Just as important, positive insider trading activity is a second way to break down the world of equities. There are a variety of reasons for an insider to get rid of shares of his or her company, but only one, very clear reason why they would behave bullishly. Plenty of empirical studies have demonstrated the useful potential of this strategy if “monkeys” understand what to do (learn more here).
Now, it’s important to take a gander at the latest action encompassing QLogic Corporation (NASDAQ:QLGC).
How have hedgies been trading QLogic Corporation (NASDAQ:QLGC)?
In preparation for this year, a total of 14 of the hedge funds we track were bullish in this stock, a change of -18% from the previous quarter. With the smart money’s capital changing hands, there exists a few notable hedge fund managers who were increasing their stakes considerably.
When looking at the hedgies we track, Ken Griffin’s Citadel Investment Group had the biggest position in QLogic Corporation (NASDAQ:QLGC), worth close to $28 million, accounting for 0% of its total 13F portfolio. On Citadel Investment Group’s heels is Renaissance Technologies, managed by Jim Simons, which held a $18 million position; the fund has 0.1% of its 13F portfolio invested in the stock. Some other peers that hold long positions include Cliff Asness’s AQR Capital Management, Peter Rathjens, Bruce Clarke and John Campbell’s Arrowstreet Capital and Joel Greenblatt’s Gotham Asset Management.
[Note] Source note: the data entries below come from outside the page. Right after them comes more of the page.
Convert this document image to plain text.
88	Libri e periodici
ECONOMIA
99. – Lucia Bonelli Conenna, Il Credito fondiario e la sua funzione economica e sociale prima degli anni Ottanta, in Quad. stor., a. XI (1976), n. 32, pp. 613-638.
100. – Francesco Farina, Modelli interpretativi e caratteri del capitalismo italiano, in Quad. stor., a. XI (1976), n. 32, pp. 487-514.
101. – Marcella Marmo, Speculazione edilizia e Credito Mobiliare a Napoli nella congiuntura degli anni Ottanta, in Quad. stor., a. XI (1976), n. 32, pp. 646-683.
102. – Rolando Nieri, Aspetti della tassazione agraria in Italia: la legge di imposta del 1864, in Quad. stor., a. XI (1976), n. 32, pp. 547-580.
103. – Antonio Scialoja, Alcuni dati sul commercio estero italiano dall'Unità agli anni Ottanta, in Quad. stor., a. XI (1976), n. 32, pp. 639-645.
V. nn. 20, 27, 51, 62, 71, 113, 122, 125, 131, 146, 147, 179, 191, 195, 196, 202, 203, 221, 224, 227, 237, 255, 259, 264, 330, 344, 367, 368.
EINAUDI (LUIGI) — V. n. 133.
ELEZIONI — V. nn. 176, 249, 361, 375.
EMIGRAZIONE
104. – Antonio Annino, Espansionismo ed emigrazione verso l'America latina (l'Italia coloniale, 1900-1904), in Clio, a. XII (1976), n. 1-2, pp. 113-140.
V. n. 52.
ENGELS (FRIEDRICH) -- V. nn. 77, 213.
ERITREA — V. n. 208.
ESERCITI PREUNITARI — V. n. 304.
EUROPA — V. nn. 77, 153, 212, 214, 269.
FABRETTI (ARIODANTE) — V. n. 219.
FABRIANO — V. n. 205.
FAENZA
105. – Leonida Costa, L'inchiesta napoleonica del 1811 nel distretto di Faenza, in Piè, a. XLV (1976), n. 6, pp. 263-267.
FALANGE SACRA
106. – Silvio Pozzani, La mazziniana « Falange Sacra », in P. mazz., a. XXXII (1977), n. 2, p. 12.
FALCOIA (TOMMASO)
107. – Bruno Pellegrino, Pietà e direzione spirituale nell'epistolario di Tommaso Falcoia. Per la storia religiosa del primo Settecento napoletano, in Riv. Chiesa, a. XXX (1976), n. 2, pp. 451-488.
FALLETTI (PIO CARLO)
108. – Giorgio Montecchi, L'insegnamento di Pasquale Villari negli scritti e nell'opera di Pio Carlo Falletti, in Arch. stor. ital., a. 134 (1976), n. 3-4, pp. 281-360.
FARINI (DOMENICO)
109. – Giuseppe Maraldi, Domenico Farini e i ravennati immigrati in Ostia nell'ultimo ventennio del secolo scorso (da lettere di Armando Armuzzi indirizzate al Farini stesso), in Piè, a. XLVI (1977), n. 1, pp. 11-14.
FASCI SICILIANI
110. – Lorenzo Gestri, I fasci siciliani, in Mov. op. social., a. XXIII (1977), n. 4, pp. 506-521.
Because QLogic Corporation (NASDAQ:QLGC) has witnessed bearish sentiment from the entirety of the hedge funds we track, it’s easy to see that there lies a certain “tier” of hedge funds that decided to sell off their full holdings heading into 2013. Interestingly, David Dreman’s Dreman Value Management said goodbye to the biggest position of all the hedgies we key on, valued at close to $22 million in stock.. Paul Singer’s fund, Elliott Management, also cut its call options., about $11 million worth. These transactions are interesting, as aggregate hedge fund interest dropped by 3 funds heading into 2013.
How are insiders trading QLogic Corporation (NASDAQ:QLGC)?
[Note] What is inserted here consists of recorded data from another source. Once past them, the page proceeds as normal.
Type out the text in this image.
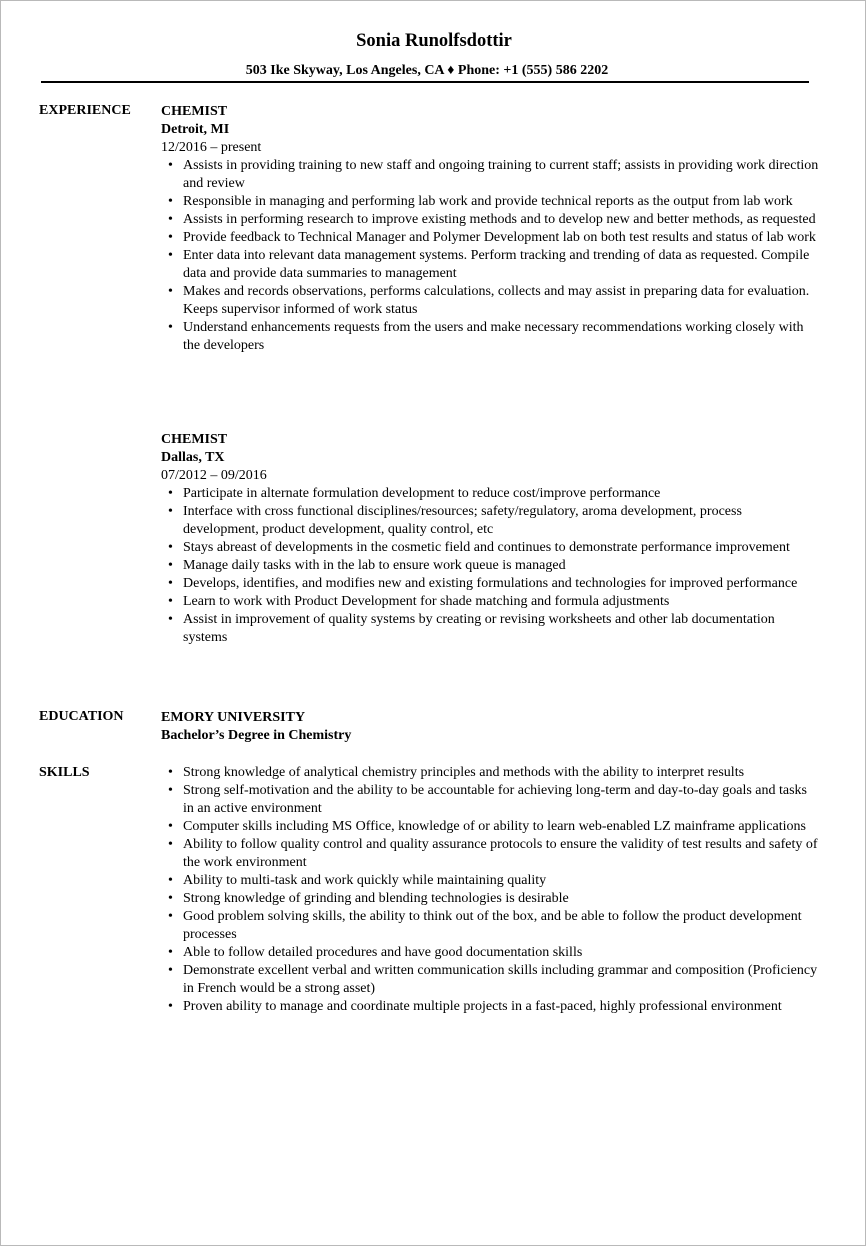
Sonia Runolfsdottir
503 Ike Skyway, Los Angeles, CA ♦ Phone: +1 (555) 586 2202
EXPERIENCE CHEMIST
Detroit, MI
12/2016 – present
• Assists in providing training to new staff and ongoing training to current staff; assists in providing work direction and review
• Responsible in managing and performing lab work and provide technical reports as the output from lab work
• Assists in performing research to improve existing methods and to develop new and better methods, as requested
• Provide feedback to Technical Manager and Polymer Development lab on both test results and status of lab work
• Enter data into relevant data management systems. Perform tracking and trending of data as requested. Compile data and provide data summaries to management
• Makes and records observations, performs calculations, collects and may assist in preparing data for evaluation. Keeps supervisor informed of work status
• Understand enhancements requests from the users and make necessary recommendations working closely with the developers
CHEMIST
Dallas, TX
07/2012 – 09/2016
• Participate in alternate formulation development to reduce cost/improve performance
• Interface with cross functional disciplines/resources; safety/regulatory, aroma development, process development, product development, quality control, etc
• Stays abreast of developments in the cosmetic field and continues to demonstrate performance improvement
• Manage daily tasks with in the lab to ensure work queue is managed
• Develops, identifies, and modifies new and existing formulations and technologies for improved performance
• Learn to work with Product Development for shade matching and formula adjustments
• Assist in improvement of quality systems by creating or revising worksheets and other lab documentation systems
EDUCATION	EMORY UNIVERSITY
Bachelor’s Degree in Chemistry
SKILLS
•	Strong knowledge of analytical chemistry principles and methods with the ability to interpret results
• Strong self-motivation and the ability to be accountable for achieving long-term and day-to-day goals and tasks in an active environment
• Computer skills including MS Office, knowledge of or ability to learn web-enabled LZ mainframe applications
• Ability to follow quality control and quality assurance protocols to ensure the validity of test results and safety of the work environment
• Ability to multi-task and work quickly while maintaining quality
• Strong knowledge of grinding and blending technologies is desirable
• Good problem solving skills, the ability to think out of the box, and be able to follow the product development processes
• Able to follow detailed procedures and have good documentation skills
• Demonstrate excellent verbal and written communication skills including grammar and composition (Proficiency in French would be a strong asset)
• Proven ability to manage and coordinate multiple projects in a fast-paced, highly professional environment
Insider purchases made by high-level executives is particularly usable when the company in question has seen transactions within the past six months. Over the last six-month time frame, QLogic Corporation (NASDAQ:QLGC) has experienced zero unique insiders buying, and 1 insider sales (see the details of insider trades here).
With the results shown by our time-tested strategies, retail investors should always keep an eye on hedge fund and insider trading activity, and QLogic Corporation (NASDAQ:QLGC) applies perfectly to this mantra.